Pope Leon XIV issued an extensive message for World Communications Day, warning of the risks that algorithms, social networks, and uncontrolled technology may bring to human life and interaction.
Confronting the Digital Revolution
A section of this reflection addresses the media, whom the Pope calls upon to confront a digital revolution in which Artificial Intelligence (AI) and algorithms controlled by a few companies threaten to "erode" global society.
"Public trust is won through accuracy and transparency, not by pursuing any form of engagement," stated the Pope, alluding to the phenomenon of "clickbait."
Transparency and Protection of Journalistic Work
In his view, all content generated or manipulated by AI must be "labeled and clearly distinguished" from that created by people. Furthermore, media must "protect" the authority of the work of journalists and other content creators.
"Information is a public good.
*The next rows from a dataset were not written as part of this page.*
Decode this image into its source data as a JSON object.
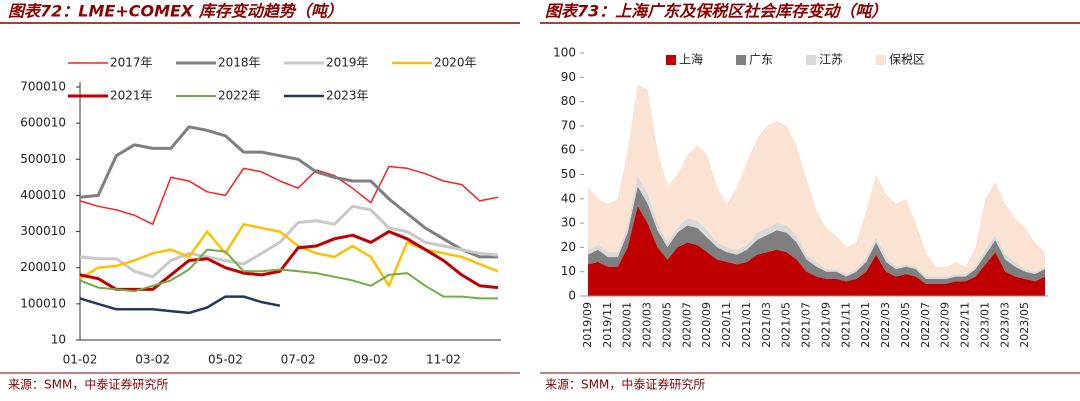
{
  "chart_data": [
    {
      "type": "line",
      "title": "图表72：LME+COMEX 库存变动趋势（吨）",
      "source": "来源：SMM，中泰证券研究所",
      "categories": [
        "01-02",
        null,
        null,
        null,
        "03-02",
        null,
        null,
        null,
        "05-02",
        null,
        null,
        null,
        "07-02",
        null,
        null,
        null,
        "09-02",
        null,
        null,
        null,
        "11-02",
        null,
        null,
        null
      ],
      "ylim": [
        10,
        700010
      ],
      "yticks": [
        10,
        100010,
        200010,
        300010,
        400010,
        500010,
        600010,
        700010
      ],
      "series": [
        {
          "name": "2017年",
          "color": "#ff2020",
          "width": 1.5,
          "values": [
            385000,
            370000,
            360000,
            345000,
            320000,
            450000,
            440000,
            410000,
            400000,
            475000,
            465000,
            440000,
            420000,
            470000,
            455000,
            420000,
            380000,
            480000,
            475000,
            460000,
            440000,
            430000,
            385000,
            395000
          ]
        },
        {
          "name": "2018年",
          "color": "#7f7f7f",
          "width": 3,
          "values": [
            395000,
            400000,
            510000,
            540000,
            530000,
            530000,
            590000,
            580000,
            565000,
            520000,
            520000,
            510000,
            500000,
            465000,
            450000,
            440000,
            440000,
            390000,
            350000,
            310000,
            280000,
            250000,
            230000,
            230000
          ]
        },
        {
          "name": "2019年",
          "color": "#c8c8c8",
          "width": 3,
          "values": [
            230000,
            225000,
            225000,
            190000,
            175000,
            220000,
            240000,
            230000,
            220000,
            210000,
            240000,
            270000,
            325000,
            330000,
            320000,
            370000,
            360000,
            310000,
            300000,
            270000,
            260000,
            250000,
            240000,
            235000
          ]
        },
        {
          "name": "2020年",
          "color": "#ffc000",
          "width": 2.5,
          "values": [
            170000,
            200000,
            205000,
            220000,
            240000,
            250000,
            230000,
            300000,
            240000,
            320000,
            310000,
            300000,
            260000,
            240000,
            230000,
            260000,
            230000,
            150000,
            270000,
            250000,
            240000,
            230000,
            210000,
            190000
          ]
        },
        {
          "name": "2021年",
          "color": "#c00000",
          "width": 3,
          "values": [
            180000,
            170000,
            140000,
            140000,
            140000,
            180000,
            220000,
            225000,
            200000,
            185000,
            180000,
            190000,
            255000,
            260000,
            280000,
            290000,
            270000,
            300000,
            280000,
            250000,
            220000,
            180000,
            150000,
            145000
          ]
        },
        {
          "name": "2022年",
          "color": "#70ad47",
          "width": 2,
          "values": [
            165000,
            145000,
            140000,
            135000,
            150000,
            165000,
            195000,
            250000,
            245000,
            190000,
            190000,
            195000,
            190000,
            185000,
            175000,
            165000,
            150000,
            180000,
            185000,
            150000,
            120000,
            120000,
            115000,
            115000
          ]
        },
        {
          "name": "2023年",
          "color": "#1f3864",
          "width": 2.5,
          "values": [
            115000,
            100000,
            85000,
            85000,
            85000,
            80000,
            75000,
            90000,
            120000,
            120000,
            105000,
            95000,
            null,
            null,
            null,
            null,
            null,
            null,
            null,
            null,
            null,
            null,
            null,
            null
          ]
        }
      ]
    },
    {
      "type": "stacked_area",
      "title": "图表73：上海广东及保税区社会库存变动（吨）",
      "source": "来源：SMM，中泰证券研究所",
      "categories": [
        "2019/09",
        null,
        "2019/11",
        null,
        "2020/01",
        null,
        "2020/03",
        null,
        "2020/05",
        null,
        "2020/07",
        null,
        "2020/09",
        null,
        "2020/11",
        null,
        "2021/01",
        null,
        "2021/03",
        null,
        "2021/05",
        null,
        "2021/07",
        null,
        "2021/09",
        null,
        "2021/11",
        null,
        "2022/01",
        null,
        "2022/03",
        null,
        "2022/05",
        null,
        "2022/07",
        null,
        "2022/09",
        null,
        "2022/11",
        null,
        "2023/01",
        null,
        "2023/03",
        null,
        "2023/05",
        null,
        null
      ],
      "ylim": [
        0,
        100
      ],
      "yticks": [
        0,
        10,
        20,
        30,
        40,
        50,
        60,
        70,
        80,
        90,
        100
      ],
      "series": [
        {
          "name": "上海",
          "color": "#c00000",
          "values": [
            13,
            14,
            12,
            12,
            20,
            37,
            30,
            20,
            15,
            20,
            22,
            21,
            18,
            15,
            14,
            13,
            14,
            17,
            18,
            19,
            18,
            15,
            10,
            8,
            7,
            7,
            6,
            7,
            10,
            17,
            10,
            8,
            9,
            8,
            5,
            5,
            5,
            6,
            6,
            8,
            13,
            18,
            10,
            8,
            7,
            6,
            8
          ]
        },
        {
          "name": "广东",
          "color": "#7f7f7f",
          "values": [
            4,
            5,
            4,
            4,
            6,
            8,
            8,
            7,
            5,
            6,
            7,
            7,
            6,
            5,
            4,
            4,
            5,
            6,
            7,
            8,
            8,
            7,
            5,
            4,
            3,
            3,
            2,
            3,
            4,
            5,
            4,
            3,
            3,
            3,
            2,
            2,
            2,
            2,
            2,
            3,
            4,
            5,
            5,
            4,
            3,
            3,
            3
          ]
        },
        {
          "name": "江苏",
          "color": "#d9d9d9",
          "values": [
            2,
            2,
            2,
            2,
            3,
            4,
            4,
            3,
            2,
            2,
            3,
            3,
            3,
            2,
            2,
            2,
            2,
            3,
            3,
            3,
            3,
            3,
            2,
            2,
            1,
            1,
            1,
            1,
            2,
            2,
            2,
            1,
            1,
            1,
            1,
            1,
            1,
            1,
            1,
            1,
            2,
            2,
            2,
            2,
            1,
            1,
            1
          ]
        },
        {
          "name": "保税区",
          "color": "#fbe3d4",
          "values": [
            26,
            19,
            20,
            22,
            31,
            38,
            43,
            30,
            23,
            22,
            26,
            31,
            31,
            23,
            18,
            26,
            34,
            39,
            42,
            42,
            41,
            37,
            31,
            21,
            17,
            14,
            11,
            11,
            19,
            26,
            26,
            26,
            27,
            18,
            10,
            4,
            4,
            5,
            3,
            8,
            21,
            22,
            21,
            18,
            17,
            12,
            6
          ]
        }
      ]
    }
  ]
}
A constructive and meaningful public service is not based on opacity but on the transparency of sources, the inclusion of involved subjects, and a high standard of quality," he asserted.
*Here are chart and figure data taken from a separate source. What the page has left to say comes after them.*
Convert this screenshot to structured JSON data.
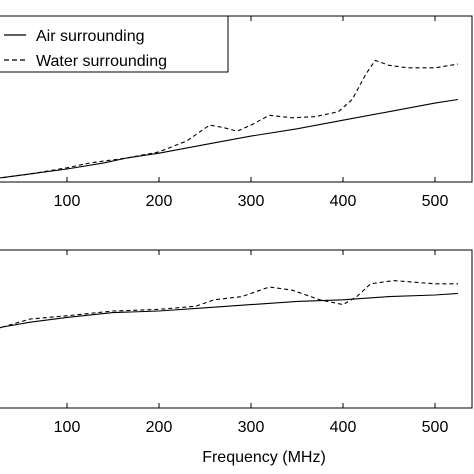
{
  "chart_data": [
    {
      "type": "line",
      "xlim": [
        0,
        525
      ],
      "ylim": [
        0,
        1
      ],
      "xticks": [
        100,
        200,
        300,
        400,
        500
      ],
      "legend": {
        "placement": "top-left",
        "position": "inside"
      },
      "grid": false,
      "series": [
        {
          "name": "Air surrounding",
          "style": "solid",
          "x": [
            0,
            30,
            60,
            100,
            140,
            165,
            200,
            250,
            300,
            350,
            400,
            450,
            500,
            525
          ],
          "y": [
            0.0,
            0.02,
            0.05,
            0.09,
            0.14,
            0.18,
            0.22,
            0.29,
            0.36,
            0.42,
            0.49,
            0.56,
            0.63,
            0.66
          ]
        },
        {
          "name": "Water surrounding",
          "style": "dashed",
          "x": [
            0,
            30,
            60,
            100,
            125,
            165,
            200,
            230,
            255,
            270,
            285,
            300,
            320,
            345,
            370,
            395,
            410,
            425,
            435,
            450,
            470,
            500,
            525
          ],
          "y": [
            0.0,
            0.02,
            0.05,
            0.1,
            0.14,
            0.18,
            0.23,
            0.32,
            0.45,
            0.43,
            0.4,
            0.45,
            0.53,
            0.51,
            0.52,
            0.56,
            0.66,
            0.87,
            0.98,
            0.94,
            0.92,
            0.92,
            0.95
          ]
        }
      ]
    },
    {
      "type": "line",
      "xlabel": "Frequency (MHz)",
      "xlim": [
        0,
        525
      ],
      "ylim": [
        0,
        1
      ],
      "xticks": [
        100,
        200,
        300,
        400,
        500
      ],
      "grid": false,
      "series": [
        {
          "name": "Air surrounding",
          "style": "solid",
          "x": [
            0,
            30,
            60,
            100,
            150,
            200,
            250,
            300,
            350,
            400,
            450,
            500,
            525
          ],
          "y": [
            0.5,
            0.55,
            0.58,
            0.61,
            0.64,
            0.65,
            0.67,
            0.69,
            0.71,
            0.72,
            0.74,
            0.75,
            0.76
          ]
        },
        {
          "name": "Water surrounding",
          "style": "dashed",
          "x": [
            0,
            30,
            60,
            100,
            150,
            200,
            240,
            260,
            290,
            320,
            345,
            375,
            400,
            415,
            430,
            455,
            500,
            525
          ],
          "y": [
            0.5,
            0.55,
            0.6,
            0.62,
            0.65,
            0.66,
            0.68,
            0.72,
            0.74,
            0.8,
            0.78,
            0.72,
            0.69,
            0.74,
            0.82,
            0.84,
            0.82,
            0.82
          ]
        }
      ]
    }
  ]
}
Pope Leon XIV considered it "increasingly urgent" to educate people about media, information, and AI.
A Call for Collaborative Action and Digital Literacy
"All stakeholders—the technology industry, legislators, creative businesses, academia, artists, journalists, and educators—must be involved in building and implementing a conscious and responsible digital citizenship," he urged.
This guidance, he said, "will help everyone not to succumb to the anthropomorphizing drift of these systems," but to use them as "tools" and always verify them with external sources.
"Just as the Industrial Revolution required basic literacy to allow people to react to novelty, the digital revolution also demands digital literacy, along with humanistic and cultural formation, to understand how algorithms shape our perception of reality," the pontiff argued.